更に、加熱処理だけで、その劣化した性能を大幅に改善する技術も開発した。
リチウムイオン電池と全個体電池の仕組み
電池は、電極(正極・負極)と電解質から構成されている。
既存の電池の電解質は、可燃性の液体(電解液)であることが多い。
これに対して、全個体電池は燃えづらい固体電解質を用いる。
全固体電池は安全性が高いため、リチウムイオン電池をはじめとする既存電池の代替として期待を集めている。
しかし、固体電解質と電極が接する界面の抵抗(界面抵抗)が大きく、高速充電が難しいという課題があった。
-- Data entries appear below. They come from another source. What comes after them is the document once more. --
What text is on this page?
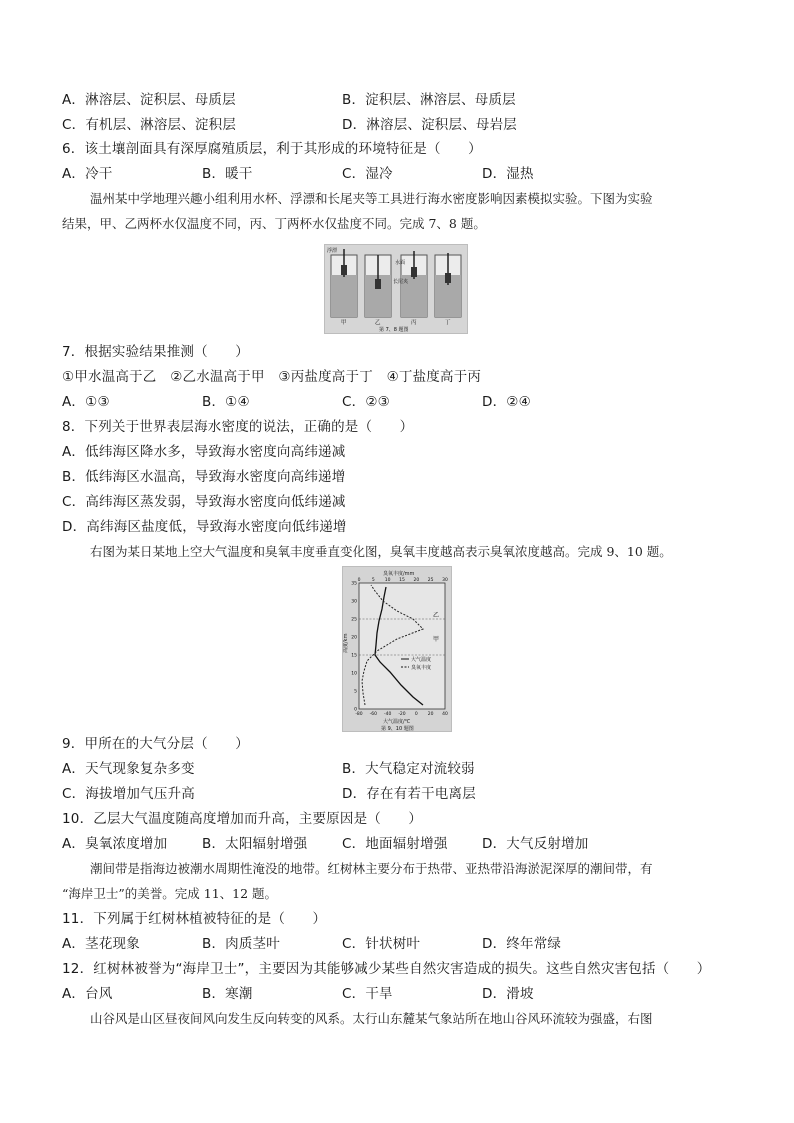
A．淋溶层、淀积层、母质层	B．淀积层、淋溶层、母质层
C．有机层、淋溶层、淀积层	D．淋溶层、淀积层、母岩层
6．该土壤剖面具有深厚腐殖质层，利于其形成的环境特征是（　　）
A．冷干	B．暖干	C．湿冷	D．湿热
温州某中学地理兴趣小组利用水杯、浮漂和长尾夹等工具进行海水密度影响因素模拟实验。下图为实验
结果，甲、乙两杯水仅温度不同，丙、丁两杯水仅盐度不同。完成 7、8 题。
浮漂
水面
长尾夹
甲	乙	丙	丁
第 7、8 题图
7．根据实验结果推测（　　）
①甲水温高于乙　②乙水温高于甲　③丙盐度高于丁　④丁盐度高于丙
A．①③	B．①④	C．②③	D．②④
8．下列关于世界表层海水密度的说法，正确的是（　　）
A．低纬海区降水多，导致海水密度向高纬递减
B．低纬海区水温高，导致海水密度向高纬递增
C．高纬海区蒸发弱，导致海水密度向低纬递减
D．高纬海区盐度低，导致海水密度向低纬递增
右图为某日某地上空大气温度和臭氧丰度垂直变化图，臭氧丰度越高表示臭氧浓度越高。完成 9、10 题。
臭氧丰度/mm
0	5 10 15 20 25 30
35
30
25
20
15
10
5
0
-80 -60 -40 -20 0 20 40
乙
甲
大气温度
臭氧丰度
高度/km
大气温度/℃
第 9、10 题图
9．甲所在的大气分层（　　）
A．天气现象复杂多变	B．大气稳定对流较弱
C．海拔增加气压升高	D．存在有若干电离层
10．乙层大气温度随高度增加而升高，主要原因是（　　）
A．臭氧浓度增加	B．太阳辐射增强	C．地面辐射增强	D．大气反射增加
潮间带是指海边被潮水周期性淹没的地带。红树林主要分布于热带、亚热带沿海淤泥深厚的潮间带，有
“海岸卫士”的美誉。完成 11、12 题。
11．下列属于红树林植被特征的是（　　）
A．茎花现象	B．肉质茎叶	C．针状树叶	D．终年常绿
12．红树林被誉为“海岸卫士”，主要因为其能够减少某些自然灾害造成的损失。这些自然灾害包括（　　）
A．台风	B．寒潮	C．干旱	D．滑坡
山谷风是山区昼夜间风向发生反向转变的风系。太行山东麓某气象站所在地山谷风环流较为强盛，右图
全個体電池の界面におけるイオン移動、水蒸気へのさらされ劣化した状態(a)、電池を加熱処理し正常な界面に戻った状態(b)、東京工業大学提供
研究グループは、全固体電池用の電極材料を、さまざまな気体にさらしてみた。
結果、大気と水蒸気にさらされた場合、固体電解質と電極との界面抵抗が10倍以上に増大し、性能が低下することを発見した。
研究グループは次に、水蒸気で劣化した電極で電池を作り、動作前に摂氏150度で1時間加熱処理してみた。
すると、界面抵抗は加熱前の約10分の1となり、大気や水蒸気にさらされる前の電池と同等まで改善した。
全個体電池の界面を分析してみた結果、水蒸気から電極内に入った水素イオンが界面のリチウムイオン輸送を阻害し、界面抵抗が上昇することが分かった。上画像(a)の状態。
加熱すると水素イオンは固体電解質中に移動し、正常な界面に回復した。上画像(b)の状態。
研究グループは、全固体電池の性能が劣化する仕組みを解明し、かつ、その劣化した性能を大幅に改善する技術も開発した。
今回の成果は、全固体電池を設計する際の指針となる。また、性能劣化を大幅に抑制できる可能性もある。
今回の成果は、全固体電池の高性能化への大きなキッカケとなる...と筆者は思う。
時間はかかるが、電気自動車の性能向上にも寄与するだろう。
我々が普段使っている製品には、いや、この世界にある物質や現象全てに言えることだが...まだ、まだ、解明されていないことは多い。
人類の科学技術が進歩するためには、こういう研究の積み重ねが必要だ。